In February, the Ministry of Finance resumed the issuance of foreign currency-denominated OVDP on the primary market with a yield of 3.8% in USD, which is lower than the December level (4.01%). On the secondary market, yields on FX-denominated OVDP did not exceed 3.4% in USD and 1.5% in EUR.
The balance between supply and demand in the foreign exchange market improved, leading to a strengthening of the hryvnia from 43.59 to 43.13 UAH/USD. The volume of NBU currency interventions declined by 15.5% to USD 3 billion.
A moderate and controlled depreciation of the hryvnia to 43.5–44 UAH/USD is expected by the end of the first quarter of 2026.
Positive signals regarding external financing, including the EU’s decision to provide the so-called “reparations loan,” as well as regular coupon payments on Eurobonds, supported investor sentiment. As a result, Ukrainian Eurobond prices increased by 1–4.2% in February, depending on maturity, reaching record levels.
RESULTS OF INVESTMENT FUNDS MANAGED BY OTP CAPITAL
OTP Classic
In February, government bonds (OVDP) totaling UAH 8.7 million were sold from the portfolio of OTP Classic, while OVDP with higher yields were purchased for the same amount.
At the end of the reporting month, the fund delivered a return of 1.4%, with a 14.2% return over the past 365 days.
OTP Kids
In February, OVDP totaling UAH 17.6 million were sold from the portfolio of OTP Kids, while OVDP totaling UAH 17.5 million with longer maturities were purchased.
The rebalancing within the structure of government bonds was carried out to increase the yield of the OVDP instruments held in the fund’s portfolio.

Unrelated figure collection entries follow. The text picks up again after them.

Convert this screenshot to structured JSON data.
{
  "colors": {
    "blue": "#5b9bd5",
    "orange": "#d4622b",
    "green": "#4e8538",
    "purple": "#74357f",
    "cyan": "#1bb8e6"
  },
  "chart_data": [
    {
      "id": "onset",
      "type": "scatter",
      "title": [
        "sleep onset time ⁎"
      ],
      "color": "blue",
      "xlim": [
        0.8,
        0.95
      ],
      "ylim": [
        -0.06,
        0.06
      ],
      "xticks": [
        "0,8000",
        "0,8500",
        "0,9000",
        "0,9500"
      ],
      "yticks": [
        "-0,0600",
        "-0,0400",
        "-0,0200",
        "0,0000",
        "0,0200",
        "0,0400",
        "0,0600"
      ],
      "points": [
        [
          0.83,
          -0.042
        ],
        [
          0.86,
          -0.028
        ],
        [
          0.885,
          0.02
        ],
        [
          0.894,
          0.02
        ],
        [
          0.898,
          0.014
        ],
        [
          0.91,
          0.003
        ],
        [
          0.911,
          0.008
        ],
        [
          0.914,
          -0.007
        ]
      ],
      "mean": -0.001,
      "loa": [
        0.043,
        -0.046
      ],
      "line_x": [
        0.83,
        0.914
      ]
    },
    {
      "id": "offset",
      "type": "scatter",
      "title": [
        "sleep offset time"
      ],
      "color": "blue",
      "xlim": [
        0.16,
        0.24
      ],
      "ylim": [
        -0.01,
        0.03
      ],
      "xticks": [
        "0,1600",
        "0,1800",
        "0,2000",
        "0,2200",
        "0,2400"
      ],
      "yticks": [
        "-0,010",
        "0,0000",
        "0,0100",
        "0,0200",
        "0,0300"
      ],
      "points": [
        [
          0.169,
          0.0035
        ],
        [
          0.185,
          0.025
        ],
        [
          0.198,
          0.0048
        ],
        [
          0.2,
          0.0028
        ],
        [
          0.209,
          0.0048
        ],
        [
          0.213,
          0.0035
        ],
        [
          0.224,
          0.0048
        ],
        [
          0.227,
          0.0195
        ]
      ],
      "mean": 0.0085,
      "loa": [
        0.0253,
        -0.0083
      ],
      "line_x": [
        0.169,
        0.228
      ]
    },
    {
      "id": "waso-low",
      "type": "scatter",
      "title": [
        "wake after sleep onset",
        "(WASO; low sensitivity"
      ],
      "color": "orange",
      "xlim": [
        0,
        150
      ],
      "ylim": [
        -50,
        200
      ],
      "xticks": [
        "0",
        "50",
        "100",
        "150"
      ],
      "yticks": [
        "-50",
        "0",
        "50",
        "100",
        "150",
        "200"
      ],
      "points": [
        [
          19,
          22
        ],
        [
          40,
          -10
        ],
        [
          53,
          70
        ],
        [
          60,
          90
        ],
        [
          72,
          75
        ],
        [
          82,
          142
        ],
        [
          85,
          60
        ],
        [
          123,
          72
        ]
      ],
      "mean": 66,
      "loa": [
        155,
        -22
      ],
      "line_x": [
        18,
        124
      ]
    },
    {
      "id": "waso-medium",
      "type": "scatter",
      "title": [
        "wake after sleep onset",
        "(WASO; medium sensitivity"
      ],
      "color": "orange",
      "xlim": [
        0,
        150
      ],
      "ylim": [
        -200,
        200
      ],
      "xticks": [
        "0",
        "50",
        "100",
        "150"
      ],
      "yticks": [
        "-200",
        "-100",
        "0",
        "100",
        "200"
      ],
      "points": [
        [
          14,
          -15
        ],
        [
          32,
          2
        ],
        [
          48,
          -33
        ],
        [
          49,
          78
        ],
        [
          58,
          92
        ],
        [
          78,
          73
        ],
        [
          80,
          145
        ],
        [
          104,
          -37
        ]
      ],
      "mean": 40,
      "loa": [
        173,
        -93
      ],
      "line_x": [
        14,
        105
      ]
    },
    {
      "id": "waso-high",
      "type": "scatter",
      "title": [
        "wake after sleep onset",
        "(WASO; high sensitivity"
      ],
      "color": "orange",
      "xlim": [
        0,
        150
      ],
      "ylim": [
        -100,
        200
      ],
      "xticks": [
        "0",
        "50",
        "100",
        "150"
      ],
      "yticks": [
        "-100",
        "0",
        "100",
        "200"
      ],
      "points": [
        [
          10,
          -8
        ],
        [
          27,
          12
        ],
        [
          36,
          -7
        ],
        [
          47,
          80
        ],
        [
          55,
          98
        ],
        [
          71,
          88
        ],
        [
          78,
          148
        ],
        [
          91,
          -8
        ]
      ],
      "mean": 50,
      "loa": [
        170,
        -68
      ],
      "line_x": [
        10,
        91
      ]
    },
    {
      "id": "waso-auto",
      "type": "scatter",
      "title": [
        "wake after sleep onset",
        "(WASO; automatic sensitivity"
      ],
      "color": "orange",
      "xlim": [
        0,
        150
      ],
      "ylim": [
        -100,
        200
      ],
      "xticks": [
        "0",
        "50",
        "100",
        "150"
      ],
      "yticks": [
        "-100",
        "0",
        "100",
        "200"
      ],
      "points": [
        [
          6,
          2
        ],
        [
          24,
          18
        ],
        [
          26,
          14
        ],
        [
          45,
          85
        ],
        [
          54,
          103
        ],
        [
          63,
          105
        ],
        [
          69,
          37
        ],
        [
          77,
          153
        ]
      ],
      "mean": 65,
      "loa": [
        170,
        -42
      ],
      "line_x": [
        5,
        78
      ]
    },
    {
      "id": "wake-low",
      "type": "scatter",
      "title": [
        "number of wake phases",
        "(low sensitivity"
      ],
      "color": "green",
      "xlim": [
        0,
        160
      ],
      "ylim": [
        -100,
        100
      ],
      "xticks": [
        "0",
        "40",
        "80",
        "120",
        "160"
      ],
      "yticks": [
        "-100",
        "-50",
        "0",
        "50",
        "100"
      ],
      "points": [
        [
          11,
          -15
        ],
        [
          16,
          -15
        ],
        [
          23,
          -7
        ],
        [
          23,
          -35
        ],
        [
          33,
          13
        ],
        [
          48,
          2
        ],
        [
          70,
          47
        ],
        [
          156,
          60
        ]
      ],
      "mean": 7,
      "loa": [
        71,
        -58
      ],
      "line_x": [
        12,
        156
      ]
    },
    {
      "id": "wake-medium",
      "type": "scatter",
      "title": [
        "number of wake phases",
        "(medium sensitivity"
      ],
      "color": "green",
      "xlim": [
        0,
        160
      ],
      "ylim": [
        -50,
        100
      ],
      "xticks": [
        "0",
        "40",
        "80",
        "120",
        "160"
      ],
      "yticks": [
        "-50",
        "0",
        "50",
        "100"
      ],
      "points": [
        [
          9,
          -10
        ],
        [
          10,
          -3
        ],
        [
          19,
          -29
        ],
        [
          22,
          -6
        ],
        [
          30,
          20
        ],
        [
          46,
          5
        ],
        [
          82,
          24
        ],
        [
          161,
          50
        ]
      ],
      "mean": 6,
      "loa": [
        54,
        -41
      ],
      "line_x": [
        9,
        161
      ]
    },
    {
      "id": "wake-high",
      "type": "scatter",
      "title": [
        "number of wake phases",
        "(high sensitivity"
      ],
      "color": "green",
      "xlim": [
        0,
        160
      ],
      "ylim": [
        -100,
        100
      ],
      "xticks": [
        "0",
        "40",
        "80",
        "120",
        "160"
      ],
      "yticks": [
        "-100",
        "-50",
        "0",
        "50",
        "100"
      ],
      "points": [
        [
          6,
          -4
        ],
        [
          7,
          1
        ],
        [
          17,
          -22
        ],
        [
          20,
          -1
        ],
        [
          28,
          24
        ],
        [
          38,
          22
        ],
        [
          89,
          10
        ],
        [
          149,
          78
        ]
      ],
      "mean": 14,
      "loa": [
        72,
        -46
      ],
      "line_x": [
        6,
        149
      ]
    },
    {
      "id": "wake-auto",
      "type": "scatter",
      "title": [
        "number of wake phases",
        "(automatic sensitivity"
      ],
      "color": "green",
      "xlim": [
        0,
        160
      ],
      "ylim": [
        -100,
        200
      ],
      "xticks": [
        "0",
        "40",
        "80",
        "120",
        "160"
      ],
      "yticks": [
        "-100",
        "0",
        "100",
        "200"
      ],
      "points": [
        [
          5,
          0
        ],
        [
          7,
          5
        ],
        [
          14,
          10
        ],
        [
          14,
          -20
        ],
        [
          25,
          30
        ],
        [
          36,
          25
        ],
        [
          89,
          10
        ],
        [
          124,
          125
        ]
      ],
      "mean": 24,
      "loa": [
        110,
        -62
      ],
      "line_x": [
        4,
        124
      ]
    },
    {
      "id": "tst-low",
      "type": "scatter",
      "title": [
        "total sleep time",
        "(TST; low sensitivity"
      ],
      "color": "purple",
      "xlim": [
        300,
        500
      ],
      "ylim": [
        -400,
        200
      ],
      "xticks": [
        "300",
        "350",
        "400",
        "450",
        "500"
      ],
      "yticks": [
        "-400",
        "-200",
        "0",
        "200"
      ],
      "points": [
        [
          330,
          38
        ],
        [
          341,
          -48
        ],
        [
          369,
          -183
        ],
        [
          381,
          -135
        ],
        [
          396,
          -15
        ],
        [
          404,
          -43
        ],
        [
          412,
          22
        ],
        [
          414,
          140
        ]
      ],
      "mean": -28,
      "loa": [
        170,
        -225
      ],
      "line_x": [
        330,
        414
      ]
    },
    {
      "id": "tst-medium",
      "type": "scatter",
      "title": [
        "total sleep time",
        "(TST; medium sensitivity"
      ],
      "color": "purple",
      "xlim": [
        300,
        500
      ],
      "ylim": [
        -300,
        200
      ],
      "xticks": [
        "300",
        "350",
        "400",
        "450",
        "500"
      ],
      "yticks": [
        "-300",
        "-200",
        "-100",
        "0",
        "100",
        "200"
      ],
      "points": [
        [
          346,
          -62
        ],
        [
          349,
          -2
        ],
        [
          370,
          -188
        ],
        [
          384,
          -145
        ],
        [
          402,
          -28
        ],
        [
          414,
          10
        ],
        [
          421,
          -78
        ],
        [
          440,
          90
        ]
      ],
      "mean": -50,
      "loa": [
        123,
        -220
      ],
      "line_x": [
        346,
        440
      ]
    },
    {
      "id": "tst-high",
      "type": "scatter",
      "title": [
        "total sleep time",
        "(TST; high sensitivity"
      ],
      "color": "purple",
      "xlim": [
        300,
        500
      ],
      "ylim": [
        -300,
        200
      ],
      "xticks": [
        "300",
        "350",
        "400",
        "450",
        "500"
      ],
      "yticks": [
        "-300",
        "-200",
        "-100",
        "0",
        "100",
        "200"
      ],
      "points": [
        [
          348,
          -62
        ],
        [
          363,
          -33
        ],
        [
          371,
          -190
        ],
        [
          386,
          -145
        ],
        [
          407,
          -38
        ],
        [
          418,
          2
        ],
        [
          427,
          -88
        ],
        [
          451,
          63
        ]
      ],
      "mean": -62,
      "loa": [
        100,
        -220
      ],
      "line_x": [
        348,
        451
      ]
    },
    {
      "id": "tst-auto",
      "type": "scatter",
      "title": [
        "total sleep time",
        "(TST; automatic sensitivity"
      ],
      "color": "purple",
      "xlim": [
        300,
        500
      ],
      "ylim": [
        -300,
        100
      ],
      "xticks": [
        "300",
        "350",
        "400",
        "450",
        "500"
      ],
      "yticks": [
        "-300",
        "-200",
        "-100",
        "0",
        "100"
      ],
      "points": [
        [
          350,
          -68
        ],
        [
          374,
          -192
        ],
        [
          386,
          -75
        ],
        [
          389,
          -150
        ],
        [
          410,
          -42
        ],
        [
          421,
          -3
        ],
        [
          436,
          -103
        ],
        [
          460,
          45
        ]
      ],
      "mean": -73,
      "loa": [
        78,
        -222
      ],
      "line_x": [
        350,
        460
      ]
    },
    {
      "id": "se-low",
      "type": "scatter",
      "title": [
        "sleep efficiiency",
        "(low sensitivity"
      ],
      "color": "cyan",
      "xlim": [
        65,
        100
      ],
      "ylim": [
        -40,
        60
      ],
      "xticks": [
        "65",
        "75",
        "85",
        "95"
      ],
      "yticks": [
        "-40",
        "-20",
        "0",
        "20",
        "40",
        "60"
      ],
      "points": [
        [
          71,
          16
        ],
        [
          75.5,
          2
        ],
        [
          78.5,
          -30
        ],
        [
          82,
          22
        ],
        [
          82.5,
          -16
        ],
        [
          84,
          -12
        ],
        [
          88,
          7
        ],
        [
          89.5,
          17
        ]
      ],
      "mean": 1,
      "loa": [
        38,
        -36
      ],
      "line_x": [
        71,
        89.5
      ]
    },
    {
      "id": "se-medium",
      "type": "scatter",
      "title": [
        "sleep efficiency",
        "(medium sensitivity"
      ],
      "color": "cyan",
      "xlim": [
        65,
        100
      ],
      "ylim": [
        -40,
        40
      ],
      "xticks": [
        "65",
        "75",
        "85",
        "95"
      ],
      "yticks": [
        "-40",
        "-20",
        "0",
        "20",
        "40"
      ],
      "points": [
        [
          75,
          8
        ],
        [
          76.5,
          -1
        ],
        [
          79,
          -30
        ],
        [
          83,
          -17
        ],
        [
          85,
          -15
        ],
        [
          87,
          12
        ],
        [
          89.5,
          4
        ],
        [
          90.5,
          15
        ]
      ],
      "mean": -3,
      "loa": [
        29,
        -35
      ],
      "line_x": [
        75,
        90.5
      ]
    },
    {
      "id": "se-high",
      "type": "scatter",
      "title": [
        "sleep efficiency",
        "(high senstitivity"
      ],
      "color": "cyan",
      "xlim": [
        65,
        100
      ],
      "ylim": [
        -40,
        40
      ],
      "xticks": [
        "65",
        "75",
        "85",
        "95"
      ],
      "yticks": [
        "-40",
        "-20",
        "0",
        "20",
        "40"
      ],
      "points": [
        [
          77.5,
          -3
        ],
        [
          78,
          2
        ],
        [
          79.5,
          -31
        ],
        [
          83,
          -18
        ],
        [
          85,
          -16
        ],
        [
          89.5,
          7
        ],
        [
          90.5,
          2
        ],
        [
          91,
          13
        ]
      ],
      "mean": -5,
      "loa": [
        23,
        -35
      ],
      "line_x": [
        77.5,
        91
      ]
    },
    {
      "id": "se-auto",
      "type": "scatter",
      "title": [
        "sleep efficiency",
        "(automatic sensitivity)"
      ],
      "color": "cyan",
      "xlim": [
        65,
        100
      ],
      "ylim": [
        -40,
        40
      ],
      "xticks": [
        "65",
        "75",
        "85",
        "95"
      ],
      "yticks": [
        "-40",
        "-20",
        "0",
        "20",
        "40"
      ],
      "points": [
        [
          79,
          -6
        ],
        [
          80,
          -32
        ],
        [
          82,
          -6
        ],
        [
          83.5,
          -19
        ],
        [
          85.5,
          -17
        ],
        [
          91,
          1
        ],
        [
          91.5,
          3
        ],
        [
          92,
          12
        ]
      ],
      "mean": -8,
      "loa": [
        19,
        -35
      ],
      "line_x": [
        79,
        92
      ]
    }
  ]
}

The fund delivered a monthly return of 2.2% and 17.9% over the past 365 days.
OTP Equity Fund
In February, the management of OTP Equity Fund focused on reallocating funds into short-term bank deposits with the highest available interest rates. In particular, deposits totaling UAH 1 million were renewed with Ukreximbank, and another UAH 1 million with Ukrgasbank.
The fund’s return in February amounted to -3.4%, while the return over the past 365 days reached 8.2%.
OTP Valutnyi
No asset transactions were carried out in the portfolio of OTP Valutnyi during the reporting month.
As a result, the fund recorded a monthly return of -0.2%, while the return over the past 365 days amounted to 4.4% in USD.
OTP Maximum
In February, the management of OTP Maximum focused on active rebalancing within the government bond portfolio in order to increase overall yield. In particular, OVDP totaling UAH 20.7 million were sold, while UAH 25.5 million worth of higher-yield OVDP were purchased.
Active portfolio rebalancing, which is part of the fund’s investment strategy, contributes to generating additional returns for both the fund and its investors.
At the end of the reporting month, the fund delivered a return of 2.6%, equivalent to 39.9% on an annualized basis.